Thus in less than eleven years, from the issuing of the Edict of Milan, the Catholic Church stood in full and exclusive possession of the authority of the empire, both in the rights of property and the right to worship, under the profession of Christianity; and with a specific and direct commission to use that power and authority to compel the submission of “heretics.” Thus was made the Papacy,—the beast of Revelation 13:1-10; and all that ever came in its career from that day to this, has been but the natural and inevitable outgrowth of the power and prerogatives which were then possessed and claimed by the Catholic Church.
And it all came from the Edict of Milan, bestowing governmental favors upon “the Christians.” No man can fairly deny that in the Edict of Milan and the religio-political intrigue that lay behind it, there was contained the whole Papacy. No man can successfully deny that the Edict of Milan, though appearing innocent enough upon its face, contained the whole Papacy: or that the things that followed in the ten years up to 323, which we have sketched, were anything else than the logical and inevitable development of the evil that lay wrapped up in that. All this came out of that edict, and nothing came out of it that was not in it. Nothing could come out of it that was not in it.

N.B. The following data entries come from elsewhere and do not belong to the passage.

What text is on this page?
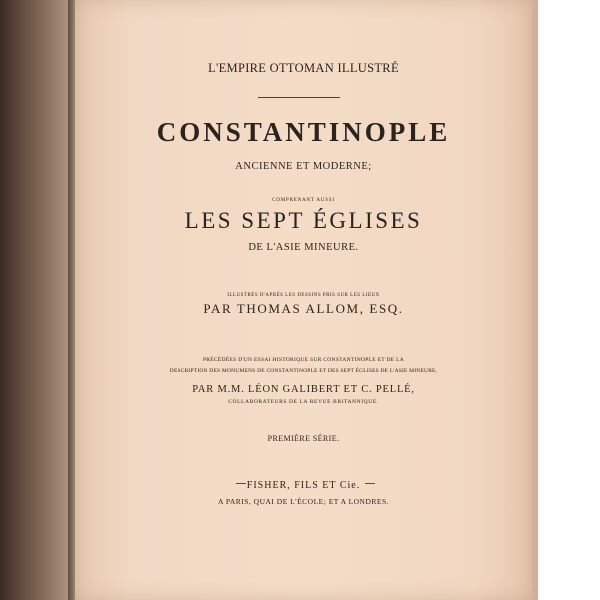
L'EMPIRE OTTOMAN ILLUSTRÉ
CONSTANTINOPLE
ANCIENNE ET MODERNE;
COMPRENANT AUSSI
LES SEPT ÉGLISES
DE L'ASIE MINEURE.
ILLUSTRÉS D'APRÈS LES DESSINS PRIS SUR LES LIEUX
PAR THOMAS ALLOM, ESQ.
PRÉCÉDÉES D'UN ESSAI HISTORIQUE SUR CONSTANTINOPLE ET DE LA
DESCRIPTION DES MONUMENS DE CONSTANTINOPLE ET DES SEPT ÉGLISES DE L'ASIE MINEURE,
PAR M.M. LÉON GALIBERT ET C. PELLÉ,
COLLABORATEURS DE LA REVUE BRITANNIQUE.
PREMIÈRE SÉRIE.
FISHER, FILS ET Cie.
A PARIS, QUAI DE L'ÉCOLE; ET A LONDRES.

Now I call your attention to the thought again, that all of that, the whole Papacy, and every step from that day forward, came out of that edict in favor of Christianity. Didn’t it? now when the Supreme Court of the United States has issued a decree in favor of Christianity, what is coming out of that? What is in it?
What was in that edict of Constantine’s in favor of Christianity?—The beast, the whole Papacy form that day to this. Then what is in this decision of the Supreme Court of the United States in favor of Christianity as the religion of this nation?—The image of the beast, the image of the Papacy, from this day and forward for all that will ever come. That is what is in it.

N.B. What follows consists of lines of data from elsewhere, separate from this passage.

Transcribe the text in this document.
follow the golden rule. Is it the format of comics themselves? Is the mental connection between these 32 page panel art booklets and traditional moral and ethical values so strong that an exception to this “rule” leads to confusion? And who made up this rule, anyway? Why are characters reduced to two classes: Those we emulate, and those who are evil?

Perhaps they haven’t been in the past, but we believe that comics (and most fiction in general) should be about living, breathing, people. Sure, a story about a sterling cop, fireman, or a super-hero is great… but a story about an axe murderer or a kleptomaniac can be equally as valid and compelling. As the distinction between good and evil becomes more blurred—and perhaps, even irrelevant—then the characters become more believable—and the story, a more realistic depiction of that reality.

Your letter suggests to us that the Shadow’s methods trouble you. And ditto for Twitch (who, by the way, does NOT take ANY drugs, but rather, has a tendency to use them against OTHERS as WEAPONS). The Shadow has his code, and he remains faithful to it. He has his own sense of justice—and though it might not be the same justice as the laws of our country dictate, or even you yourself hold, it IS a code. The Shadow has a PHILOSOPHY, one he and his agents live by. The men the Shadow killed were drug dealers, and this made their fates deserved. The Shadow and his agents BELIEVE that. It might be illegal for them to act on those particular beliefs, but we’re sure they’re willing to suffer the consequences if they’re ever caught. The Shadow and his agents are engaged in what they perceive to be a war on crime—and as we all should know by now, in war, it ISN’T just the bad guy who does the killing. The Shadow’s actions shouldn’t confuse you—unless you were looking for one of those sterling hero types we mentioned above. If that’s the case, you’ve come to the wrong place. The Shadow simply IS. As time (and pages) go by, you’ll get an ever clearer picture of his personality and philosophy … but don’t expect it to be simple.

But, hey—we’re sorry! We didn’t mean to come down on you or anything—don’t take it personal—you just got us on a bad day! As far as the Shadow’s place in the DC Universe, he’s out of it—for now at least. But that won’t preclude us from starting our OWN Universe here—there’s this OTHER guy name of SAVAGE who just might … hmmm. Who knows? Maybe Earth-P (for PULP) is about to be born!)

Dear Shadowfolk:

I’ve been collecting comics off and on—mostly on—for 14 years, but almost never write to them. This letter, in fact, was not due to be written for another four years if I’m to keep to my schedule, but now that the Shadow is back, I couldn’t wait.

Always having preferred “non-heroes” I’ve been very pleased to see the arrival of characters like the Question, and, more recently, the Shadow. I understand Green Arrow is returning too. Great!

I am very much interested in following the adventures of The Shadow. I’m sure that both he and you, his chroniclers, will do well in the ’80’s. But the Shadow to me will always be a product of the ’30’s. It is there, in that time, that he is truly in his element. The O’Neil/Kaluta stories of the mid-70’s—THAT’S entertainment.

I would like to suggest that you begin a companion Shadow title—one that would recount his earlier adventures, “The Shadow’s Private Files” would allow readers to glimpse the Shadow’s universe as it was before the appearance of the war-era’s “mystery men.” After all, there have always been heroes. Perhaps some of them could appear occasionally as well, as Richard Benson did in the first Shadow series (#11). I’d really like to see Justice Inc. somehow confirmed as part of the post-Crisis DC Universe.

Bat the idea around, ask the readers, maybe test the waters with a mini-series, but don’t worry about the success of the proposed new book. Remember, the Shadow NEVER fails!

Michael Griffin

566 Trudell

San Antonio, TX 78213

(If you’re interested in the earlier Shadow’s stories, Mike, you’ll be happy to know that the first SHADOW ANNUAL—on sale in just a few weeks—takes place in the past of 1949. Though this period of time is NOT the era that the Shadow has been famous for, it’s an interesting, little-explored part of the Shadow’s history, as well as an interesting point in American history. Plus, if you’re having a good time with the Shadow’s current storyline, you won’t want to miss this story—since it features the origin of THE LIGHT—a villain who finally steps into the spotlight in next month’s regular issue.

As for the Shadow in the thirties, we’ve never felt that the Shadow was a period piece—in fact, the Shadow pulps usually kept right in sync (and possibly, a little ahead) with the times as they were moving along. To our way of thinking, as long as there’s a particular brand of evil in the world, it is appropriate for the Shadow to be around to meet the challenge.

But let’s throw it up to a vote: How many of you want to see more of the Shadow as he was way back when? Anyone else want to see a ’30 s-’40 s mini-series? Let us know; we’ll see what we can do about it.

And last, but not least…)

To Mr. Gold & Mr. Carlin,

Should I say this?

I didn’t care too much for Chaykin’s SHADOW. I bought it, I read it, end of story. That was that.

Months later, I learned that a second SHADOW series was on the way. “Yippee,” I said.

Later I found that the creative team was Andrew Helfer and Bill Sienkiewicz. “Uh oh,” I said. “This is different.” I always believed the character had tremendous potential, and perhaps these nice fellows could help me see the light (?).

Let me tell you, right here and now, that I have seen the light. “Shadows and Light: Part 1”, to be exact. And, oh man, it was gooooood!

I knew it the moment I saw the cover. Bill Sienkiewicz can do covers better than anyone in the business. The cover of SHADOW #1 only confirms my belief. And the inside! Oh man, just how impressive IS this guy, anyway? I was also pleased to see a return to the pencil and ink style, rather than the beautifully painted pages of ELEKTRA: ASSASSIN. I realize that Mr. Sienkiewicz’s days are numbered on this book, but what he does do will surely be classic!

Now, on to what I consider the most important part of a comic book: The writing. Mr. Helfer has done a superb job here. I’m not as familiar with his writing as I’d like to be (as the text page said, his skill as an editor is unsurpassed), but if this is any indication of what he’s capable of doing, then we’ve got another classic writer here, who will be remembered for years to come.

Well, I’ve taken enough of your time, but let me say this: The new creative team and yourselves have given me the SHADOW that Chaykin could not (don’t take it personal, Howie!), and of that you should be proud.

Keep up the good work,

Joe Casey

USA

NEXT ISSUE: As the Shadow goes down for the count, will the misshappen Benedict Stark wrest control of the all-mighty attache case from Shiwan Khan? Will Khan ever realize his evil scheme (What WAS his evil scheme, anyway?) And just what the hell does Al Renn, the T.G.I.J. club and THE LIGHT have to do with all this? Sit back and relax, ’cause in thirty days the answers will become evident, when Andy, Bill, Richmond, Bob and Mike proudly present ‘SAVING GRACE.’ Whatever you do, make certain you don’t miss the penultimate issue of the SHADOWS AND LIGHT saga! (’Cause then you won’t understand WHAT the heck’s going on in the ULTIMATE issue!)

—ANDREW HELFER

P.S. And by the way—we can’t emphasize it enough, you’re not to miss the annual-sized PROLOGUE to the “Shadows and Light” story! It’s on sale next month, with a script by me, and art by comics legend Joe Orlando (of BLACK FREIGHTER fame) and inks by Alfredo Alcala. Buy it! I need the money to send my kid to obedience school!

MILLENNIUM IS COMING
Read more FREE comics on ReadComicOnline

Just as certainly as that edict of Constantine in favor of Christianity there, produced the Papacy with all that it is; just so certainly this decision of the Supreme Court of the United States in favor of the Christian religion here, as the religion of this nation, has in it the image of the beast, and will produce all that the prophecy has in it, or ever tells about. All this will come out of this decision, just as certainly as all that came out of that edict.

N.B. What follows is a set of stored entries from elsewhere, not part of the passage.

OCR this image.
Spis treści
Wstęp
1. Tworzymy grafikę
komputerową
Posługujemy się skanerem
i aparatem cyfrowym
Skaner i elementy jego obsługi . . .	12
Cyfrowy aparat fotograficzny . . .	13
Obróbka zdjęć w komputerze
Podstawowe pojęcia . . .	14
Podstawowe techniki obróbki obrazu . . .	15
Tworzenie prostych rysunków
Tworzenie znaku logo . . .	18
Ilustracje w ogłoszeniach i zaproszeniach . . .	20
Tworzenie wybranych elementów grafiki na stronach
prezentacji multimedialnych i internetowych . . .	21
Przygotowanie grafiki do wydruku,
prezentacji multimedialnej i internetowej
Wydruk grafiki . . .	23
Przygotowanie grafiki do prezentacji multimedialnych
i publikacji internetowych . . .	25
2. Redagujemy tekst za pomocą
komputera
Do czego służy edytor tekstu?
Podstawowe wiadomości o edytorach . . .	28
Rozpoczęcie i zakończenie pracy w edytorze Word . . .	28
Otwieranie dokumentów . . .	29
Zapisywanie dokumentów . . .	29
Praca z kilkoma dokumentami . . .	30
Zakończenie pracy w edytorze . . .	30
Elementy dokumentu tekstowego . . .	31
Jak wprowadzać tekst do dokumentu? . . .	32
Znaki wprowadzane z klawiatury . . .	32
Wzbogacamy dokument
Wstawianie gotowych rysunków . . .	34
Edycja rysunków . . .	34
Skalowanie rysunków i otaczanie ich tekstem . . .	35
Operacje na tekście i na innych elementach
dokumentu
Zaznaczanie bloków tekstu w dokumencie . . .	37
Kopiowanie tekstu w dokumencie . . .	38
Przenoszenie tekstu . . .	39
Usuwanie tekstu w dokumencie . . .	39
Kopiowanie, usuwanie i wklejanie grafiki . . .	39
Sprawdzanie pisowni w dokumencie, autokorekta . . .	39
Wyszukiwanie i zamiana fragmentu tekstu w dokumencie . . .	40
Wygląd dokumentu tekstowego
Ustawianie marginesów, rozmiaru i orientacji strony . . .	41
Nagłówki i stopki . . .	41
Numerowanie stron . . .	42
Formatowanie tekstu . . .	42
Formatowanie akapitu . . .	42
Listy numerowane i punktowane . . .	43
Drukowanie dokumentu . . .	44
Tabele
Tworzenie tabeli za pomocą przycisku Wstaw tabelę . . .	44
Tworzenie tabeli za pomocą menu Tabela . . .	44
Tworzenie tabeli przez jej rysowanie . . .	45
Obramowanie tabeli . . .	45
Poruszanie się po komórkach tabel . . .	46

Disputes will arise here as to what Christianity is indeed, just as they arose there. Disputes will arise, I know not precisely in what form; it may be between Catholicism and Protestantism, or it may be between the different sects of Protestantism. But these disputes will certainly come. I know not how soon; but just as certainly as that decree of the Supreme Court of the United States that this is a Christian nation has been made, just so certainly a disagreement will arise one of these days, and the Supreme Court or some one else will have to decide who are Christians, and what class of Christians it is that is meant in that decision. That will have to come. And it will come.